Шум ветра — страница 16 из 44

— Жаль, что родственница. Красивая!

Она скромно стояла перед парнем, укутавшись в большой пуховый платок, и с первого взгляда Сергей ничего не заметил.

Поздним вечером, когда Сергей спал крепким сном, Катя уговорила Марию Ивановну и Александру Нестеровну отвести ее к Варваре Петровне. Женщины долго уговаривали девушку остаться, старались убедить, что все будет хорошо, она же не согласилась и настояла на своем.

Дня через два в дом Варвары Петровны явился Сергей. Старушки не было, Катя сидела одна у окна, вязала платок.

— Что вам надо? — сухо спросила Катя, когда Сергей шагнул через порог и остановился, не ведая, с чего начать разговор.

Переступая с ноги на ногу, он странно и жалостно смотрел на нее и наконец выпалил, как на поверке перед строем:

— Я все знаю, — сказал он решительно. — Зачем ты ушла, дуреха? Иди к нам, не помешаешь.

Катя не поднялась со стула, упрямо опустила голову.

— Вам-то что? Чего вмешиваться в чужую жизнь?

Он постоял и ушел…


На этом запись в тетради внезапно оборвалась.

Что же было дальше? Чем кончилась эта занятная история, в которой рассказчица, несомненно, была одним из действующих лиц? Она, правда, и не скрывала своей причастности к тем событиям, о которых рассказывала, только не назвала своего имени и профессии. Но висевший на лацкане ее жакета значок медицинского работника тогда еще бросился в глаза журналисту, и он, не без основания, решил, что рассказчица, очевидно, была причастна к медицинскому миру и имела прямое отношение к судьбе молодой героини и других персонажей рассказанной ею истории.

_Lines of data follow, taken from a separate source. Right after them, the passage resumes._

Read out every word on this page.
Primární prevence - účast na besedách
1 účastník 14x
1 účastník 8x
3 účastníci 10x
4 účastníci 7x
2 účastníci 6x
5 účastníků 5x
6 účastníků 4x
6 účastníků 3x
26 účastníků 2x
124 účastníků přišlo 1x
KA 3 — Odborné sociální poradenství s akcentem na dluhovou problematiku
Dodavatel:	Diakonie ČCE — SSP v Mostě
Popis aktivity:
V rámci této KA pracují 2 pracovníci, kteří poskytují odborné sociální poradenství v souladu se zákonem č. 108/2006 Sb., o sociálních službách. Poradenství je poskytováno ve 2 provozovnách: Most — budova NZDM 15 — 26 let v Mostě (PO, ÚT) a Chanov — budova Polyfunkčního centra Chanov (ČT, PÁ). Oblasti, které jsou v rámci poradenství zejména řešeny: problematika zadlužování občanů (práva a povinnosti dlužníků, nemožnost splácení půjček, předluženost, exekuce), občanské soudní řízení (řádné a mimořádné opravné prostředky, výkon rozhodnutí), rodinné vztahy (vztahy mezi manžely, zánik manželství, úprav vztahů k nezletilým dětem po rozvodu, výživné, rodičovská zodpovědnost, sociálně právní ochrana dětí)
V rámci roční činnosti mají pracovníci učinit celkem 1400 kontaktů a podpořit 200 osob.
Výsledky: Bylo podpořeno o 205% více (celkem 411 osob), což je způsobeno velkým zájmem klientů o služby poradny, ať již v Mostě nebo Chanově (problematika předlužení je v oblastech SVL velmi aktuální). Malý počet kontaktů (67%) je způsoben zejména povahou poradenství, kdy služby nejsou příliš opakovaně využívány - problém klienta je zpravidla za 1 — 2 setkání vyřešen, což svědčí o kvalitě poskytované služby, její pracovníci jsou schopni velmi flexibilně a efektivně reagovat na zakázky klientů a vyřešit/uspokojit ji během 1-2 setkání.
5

Теперь Березов ясно припомнил, что женщина оборвала свой рассказ, когда поезд остановился на большой станции, где ей надо было выходить. Досадуя на то, что не успела рассказать все до конца, попутчица, прощаясь, сунула Березову какой-то конверт с вложенными записками на разных клочках бумаги и, спрыгнув на перрон, обернувшись, сказала:

— Может, из этих записок поймете, чем кончилась наша история.

— Ваша? — спросил Березов с удивлением.

— Прочтите записки и все поймете, — сказала она. — Будьте здоровы, товарищ.

Тогда еще, в поезде, Березов мельком прочел записки и, кажется, не уловил особой связи с тем, что рассказывала попутчица, сложил все обратно в конверт и спрятал в портфель.

Теперь же он вспомнил про злополучный конверт, стал рыться в бумагах, нашел его вместе с другим синим конвертом, принялся внимательно читать и перечитывать записки.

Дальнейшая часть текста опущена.